Artists often scale their work back, reducing the quality of textures (lower res) and reduced polygon counts. Keeping the same budgets we use now, there would still be a net gain in visual fidelity just moving to newer hardware. Gaining ALL the bells and whistles will cost more, but no one needs to do this, it's simply an option. Plus, the newer engines are becoming more efficient for the designers. Hard to say how much more it will cost, if it costs more at all.
Not to mention, gameplay will change with newer graphical techniques too. It always has and always will, for better or for worse (often for worse).
I dunno, sure, current-gen stuff takes time to build, but there are far more graphical assets in that scene and many more micro-level details that I don't think "higher res textures" make up the whole story. Remember, going from something like UT99 to UT2003 didn't just result in better textures and lighting (side-effects of the tech improvements) but also made it so that building a level went from taking maybe an hour to potentially days or more.
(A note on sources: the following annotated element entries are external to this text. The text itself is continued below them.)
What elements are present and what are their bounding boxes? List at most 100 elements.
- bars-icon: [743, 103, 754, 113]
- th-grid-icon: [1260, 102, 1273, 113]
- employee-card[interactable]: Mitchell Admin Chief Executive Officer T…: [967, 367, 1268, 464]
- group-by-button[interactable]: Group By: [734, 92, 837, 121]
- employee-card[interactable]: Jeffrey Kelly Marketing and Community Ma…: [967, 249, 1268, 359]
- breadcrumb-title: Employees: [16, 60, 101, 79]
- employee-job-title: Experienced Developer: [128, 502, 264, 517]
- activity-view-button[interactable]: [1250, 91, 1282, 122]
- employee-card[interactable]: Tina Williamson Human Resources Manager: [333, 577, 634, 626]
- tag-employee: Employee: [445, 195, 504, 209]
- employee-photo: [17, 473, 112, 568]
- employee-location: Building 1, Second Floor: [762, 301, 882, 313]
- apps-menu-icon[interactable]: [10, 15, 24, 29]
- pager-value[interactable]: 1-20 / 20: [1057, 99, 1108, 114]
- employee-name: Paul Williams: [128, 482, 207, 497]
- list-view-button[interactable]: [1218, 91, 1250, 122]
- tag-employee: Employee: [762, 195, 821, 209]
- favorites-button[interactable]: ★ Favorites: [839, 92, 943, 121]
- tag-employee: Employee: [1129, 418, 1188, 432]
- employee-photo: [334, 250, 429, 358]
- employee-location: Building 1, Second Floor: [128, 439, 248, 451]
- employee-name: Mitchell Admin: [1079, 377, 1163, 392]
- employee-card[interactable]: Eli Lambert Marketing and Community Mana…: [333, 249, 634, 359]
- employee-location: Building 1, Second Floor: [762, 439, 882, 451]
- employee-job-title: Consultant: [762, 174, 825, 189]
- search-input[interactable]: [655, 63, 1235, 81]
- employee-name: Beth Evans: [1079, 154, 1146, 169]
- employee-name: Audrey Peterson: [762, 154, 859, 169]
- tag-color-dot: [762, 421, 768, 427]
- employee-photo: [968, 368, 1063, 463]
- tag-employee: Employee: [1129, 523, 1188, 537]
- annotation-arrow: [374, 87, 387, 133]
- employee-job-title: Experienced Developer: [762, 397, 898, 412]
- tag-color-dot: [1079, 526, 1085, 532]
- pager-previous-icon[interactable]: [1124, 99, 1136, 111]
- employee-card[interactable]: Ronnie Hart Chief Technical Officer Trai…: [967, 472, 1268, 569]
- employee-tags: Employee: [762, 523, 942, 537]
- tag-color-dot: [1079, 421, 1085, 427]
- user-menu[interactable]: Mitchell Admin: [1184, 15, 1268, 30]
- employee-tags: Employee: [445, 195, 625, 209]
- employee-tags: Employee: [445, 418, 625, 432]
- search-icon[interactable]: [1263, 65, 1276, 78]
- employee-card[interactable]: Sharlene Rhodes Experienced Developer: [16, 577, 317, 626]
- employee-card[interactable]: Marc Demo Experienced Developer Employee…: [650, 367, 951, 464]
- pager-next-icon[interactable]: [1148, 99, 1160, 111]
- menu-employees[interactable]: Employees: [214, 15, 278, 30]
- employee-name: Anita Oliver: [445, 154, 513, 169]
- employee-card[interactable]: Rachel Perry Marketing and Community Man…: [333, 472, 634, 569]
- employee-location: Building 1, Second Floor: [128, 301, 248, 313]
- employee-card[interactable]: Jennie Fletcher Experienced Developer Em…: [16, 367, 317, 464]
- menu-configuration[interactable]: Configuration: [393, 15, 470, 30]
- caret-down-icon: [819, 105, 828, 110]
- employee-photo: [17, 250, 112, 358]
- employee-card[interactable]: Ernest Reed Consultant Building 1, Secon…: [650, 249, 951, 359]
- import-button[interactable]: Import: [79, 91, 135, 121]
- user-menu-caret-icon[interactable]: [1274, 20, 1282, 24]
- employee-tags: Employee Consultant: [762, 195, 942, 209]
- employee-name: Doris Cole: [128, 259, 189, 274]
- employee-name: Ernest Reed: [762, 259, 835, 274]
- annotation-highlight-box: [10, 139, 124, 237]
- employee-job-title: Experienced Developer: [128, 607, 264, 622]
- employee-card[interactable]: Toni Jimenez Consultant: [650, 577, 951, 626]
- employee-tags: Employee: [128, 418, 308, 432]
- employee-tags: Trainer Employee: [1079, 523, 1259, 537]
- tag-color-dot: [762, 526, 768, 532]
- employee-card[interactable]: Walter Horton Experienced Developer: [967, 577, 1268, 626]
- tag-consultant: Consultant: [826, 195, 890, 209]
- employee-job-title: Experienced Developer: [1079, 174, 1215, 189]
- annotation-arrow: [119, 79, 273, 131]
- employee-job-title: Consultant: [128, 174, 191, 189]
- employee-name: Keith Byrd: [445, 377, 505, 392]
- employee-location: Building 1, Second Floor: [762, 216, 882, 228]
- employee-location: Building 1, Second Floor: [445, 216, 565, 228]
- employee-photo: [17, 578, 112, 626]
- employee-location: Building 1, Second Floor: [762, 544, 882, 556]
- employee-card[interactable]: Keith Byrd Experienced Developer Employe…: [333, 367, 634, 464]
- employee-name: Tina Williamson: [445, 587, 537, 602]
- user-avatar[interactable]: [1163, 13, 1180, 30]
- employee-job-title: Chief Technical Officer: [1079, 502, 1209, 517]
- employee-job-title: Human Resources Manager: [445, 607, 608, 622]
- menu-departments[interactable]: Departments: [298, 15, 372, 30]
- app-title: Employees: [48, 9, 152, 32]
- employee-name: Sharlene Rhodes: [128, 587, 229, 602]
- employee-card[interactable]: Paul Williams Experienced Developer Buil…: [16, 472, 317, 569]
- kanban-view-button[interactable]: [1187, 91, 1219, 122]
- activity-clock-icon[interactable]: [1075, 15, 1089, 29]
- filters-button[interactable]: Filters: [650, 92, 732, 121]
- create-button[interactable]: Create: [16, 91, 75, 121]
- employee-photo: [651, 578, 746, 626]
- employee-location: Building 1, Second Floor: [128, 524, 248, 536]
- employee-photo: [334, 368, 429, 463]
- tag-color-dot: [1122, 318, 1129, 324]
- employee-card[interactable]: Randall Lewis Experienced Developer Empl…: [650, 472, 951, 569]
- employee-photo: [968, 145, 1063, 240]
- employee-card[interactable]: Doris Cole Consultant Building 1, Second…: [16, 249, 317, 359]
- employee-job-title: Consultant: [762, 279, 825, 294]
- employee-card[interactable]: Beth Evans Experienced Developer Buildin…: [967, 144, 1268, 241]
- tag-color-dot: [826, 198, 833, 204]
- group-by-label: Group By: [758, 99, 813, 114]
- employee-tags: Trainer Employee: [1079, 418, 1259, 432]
Higher-fidelity assets also take longer to make, because artists can "cheat" with lower-res stuff quite a bit.
Obviously workflow and production change to accommodate new tech, and a lot of things can be done to speed up level creation (tying vegetation to materials, so you can have rock, grass, trees etc. automatically placed simply by laying down a texture on some terrain), but you still have to hand-tweak a lot of that stuff, and with more details there's more to obsess over.
I do a lot of (amateur) level design and even my non-professional-quality work still takes a ton of time - if you have a bunch of pipe models instead of a pipe texture, for instance, you're not just mapping a material to a surface, you're doing that and then positioning many 3D objects together in a way that has to make sense logically or at least aesthetically:
That relatively small area (not entirely pictured) took me a few hours to build. If I had even more detail to work with I could imagine it taking two or three times longer even though it's a space the player might inhabit for all of 10-20 seconds. Now when you add things like physics objects, dynamic fluids, particle effects, dynamic lights, buttons, doors, levers etc. to script and other game objects that are animated or interactive on top, suddenly you have even more detail to create
and you have to ensure they work for gameplay.
Obviously there's a difference between me fumbling with UDK and trying to figure out the best way to use the assets available to accomplish something, and a pro who has full knowledge of the tools and assets on hand, but it's still not an especially quick process to create game content, especially as production flow is such that you might do 5-10 different detail passes over the same areas over and over.